TEA dose-response relationship for KCNQ4, KCNQ4 (T290Y), and KCNQ5 channels. CHO cells were transfected with the indicated subunits, and the current was studied under perforated patch voltage clamp. A, representative currents from the indicated transfections with zero (control) or the indicated concentrations of TEA in the bath. The voltage protocol used is depicted in the inset. B, plotted are the summarized data of the percent block of the indicated current as a function of [TEA]. The KCNQ current was measured as the amplitude of the holding current at 0 mV. The data for wild-type KCNQ4, KCNQ5, and KCNQ4 (T290Y) were fit by single Hill equations (see “Experimental Procedures”). The data from co-expression of KCNQ4 (T290Y) + KCNQ5 were fit either by a double Hill equation with the K_½ values taken from the fits of the corresponding homomeric currents (dashed line) or by the sum of five Hill equations corresponding to the five populations of channels predicted by the binomial relation with the K_½ for each population calculated according to energy additivity of each subunit (see text) and the K_½ values for KCNQ4 (T290Y) and KCNQ5 taken from the fits of the corresponding homomeric currents (dotted line). For all the fits, except KCNQ4, the minimum and maximum were constrained to be 0 and 100%, respectively, and the Hill coefficient was constrained to be unity.

FIGURE 5.

The KCNQ4 (G285S) pore mutant indicates functional assembly with KCNQ5. CHO cells were transfected with wild-type KCNQ5, KCNQ4 (G285S), wild-type KCNQ4, both wild-type KCNQ5 and KCNQ4 (G285S), or both wild-type KCNQ4 and KCNQ4 (G285S) and studied under perforated patch voltage clamp.
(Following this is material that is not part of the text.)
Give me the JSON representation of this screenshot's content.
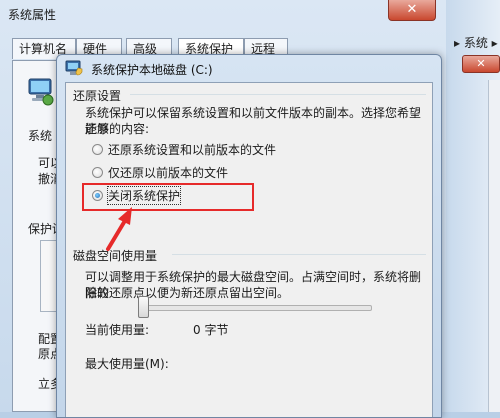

A and B, shown are representative currents from the indicated transfections either using a traditional or “classic” M current protocol (depicted in the insets). C, bars show summarized current densities from the five groups of cells. The KCNQ current was measured as the amplitude of the time-dependent relaxation at -60 mV. pF, picofarad.